If you can understand the language of Paris cafes in the spring, summer and fall, then everything about the city begins to make sense.

For you see, Paris outdoor restaurants are for lovers and poets, real and imagined.

The French know that.

They always have and have never tried to hide the fact. Pick any single Paris café afternoon, or in the evening — and at every table there’s a story unfolding.

Sit and watch — it’s like chapters in gothic novels come to life.

You can easily pick out the types — lovers meeting, lovers separating, the lonely, the writers, the artists, students, businessmen trying to find relief from sales


There’s no lack of outdoor cafes to suit every taste.

They line virtually every side street and main thoroughfare in each of the 20 arrondissements of Paris, the administrative districts that make up the city.

Each region has its own sense of character and each brings a different type of resident onto the sidewalks.

My favourite café area is along the narrow, cobbled side streets of the Latin Quarter where it’s easy to take part in its joie de vivre of sidewalk and street cafes, bakeries, bistros and food markets.

The crooked and medieval-like streets, such as the Rue du Chat-qui-Pêche, take you to intimate alleyways that are as close in character to what the Paris of ancient days might have been like.

It’s the narrowest street in Paris at 1.8 metres wide for its 29-metre length.

The area — located in the fifth and sixth arrondissements and close to some of the city’s great tourist areas, such as the Pantheon and Cluny Museum — got its name from the fact Latin was the only language used at its schools during the Middle Ages.

It has an eclectic mix of sidewalk cafes ranging from the fashionable for the more affluent inhabitants who go to be seen (Les Deux Magots, Café de Flore), to hangouts for the working class stretched along Rue de la Huchette, where you’ll find the highest concentration of restaurants in Paris.

Café language is an art form in which messages abound without a word ever spoken — a subtle glance, an understated nod, a coquettish glimpse from salad to woman or man to wine and then a sip from the glass.

Reaction is everything.

A smile may acknowledge approval or it might say, “Sorry, I’m taken, but it would have been nice.”

A frown may be a rejection or a sign of disappointment.

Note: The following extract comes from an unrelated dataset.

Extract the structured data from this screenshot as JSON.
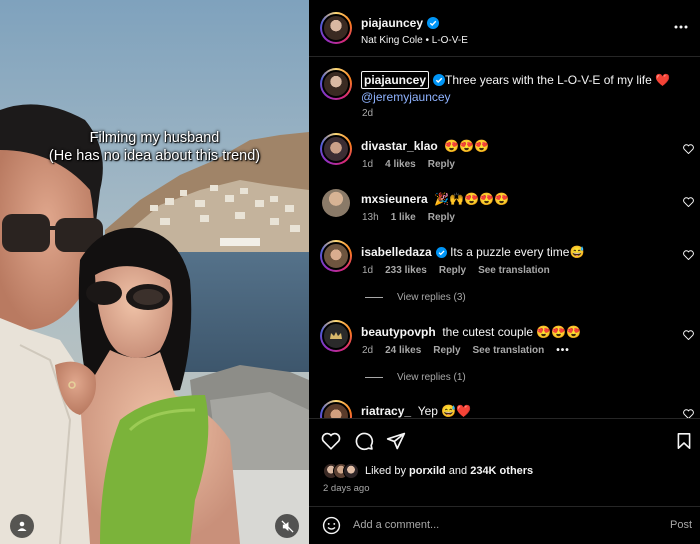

A kiss on the cheek may mean commitment or it might be signal that this is only friendship.

It doesn’t take long to achieve a working knowledge of café language nuances.

The rules are simple. Never stare, always play with your food so as not to finish too quickly and suppress the impulse to strike up a conversation.

And should your eyes accidentally contact with someone, just slowly glance away, pick up your wine glass and give a slight swirl of the vin rouge while looking intently on the wine’s movement.

The message you’d be giving should you be caught meddling on someone’s privacy: “Sorry to intrude. My mistake. It won’t

happen again.”

The higher end neighbourhood cafes cater to a different clientele than you’ll find in working-class areas.

You’ll notice the difference as soon as you enter and glance at the menu.

They have broader food selections and, in the case of those along and nearby Boulevard St. Germaine in Montparnasse, have no hesitancy in declaring they were once the favourite haunt of Ernest Hemmingway, Pablo Picasso, George Sand and Oscar Wilde.

Whatever your fancy, grab a chair, order your wine and cheese and open your heart to what

surrounds you.

There are many ways to allow the imagination of your romantic self to run rampant, to give it free reign to the possibilities that Paris suggests and to watch others play the game of non-verbal cafe-language.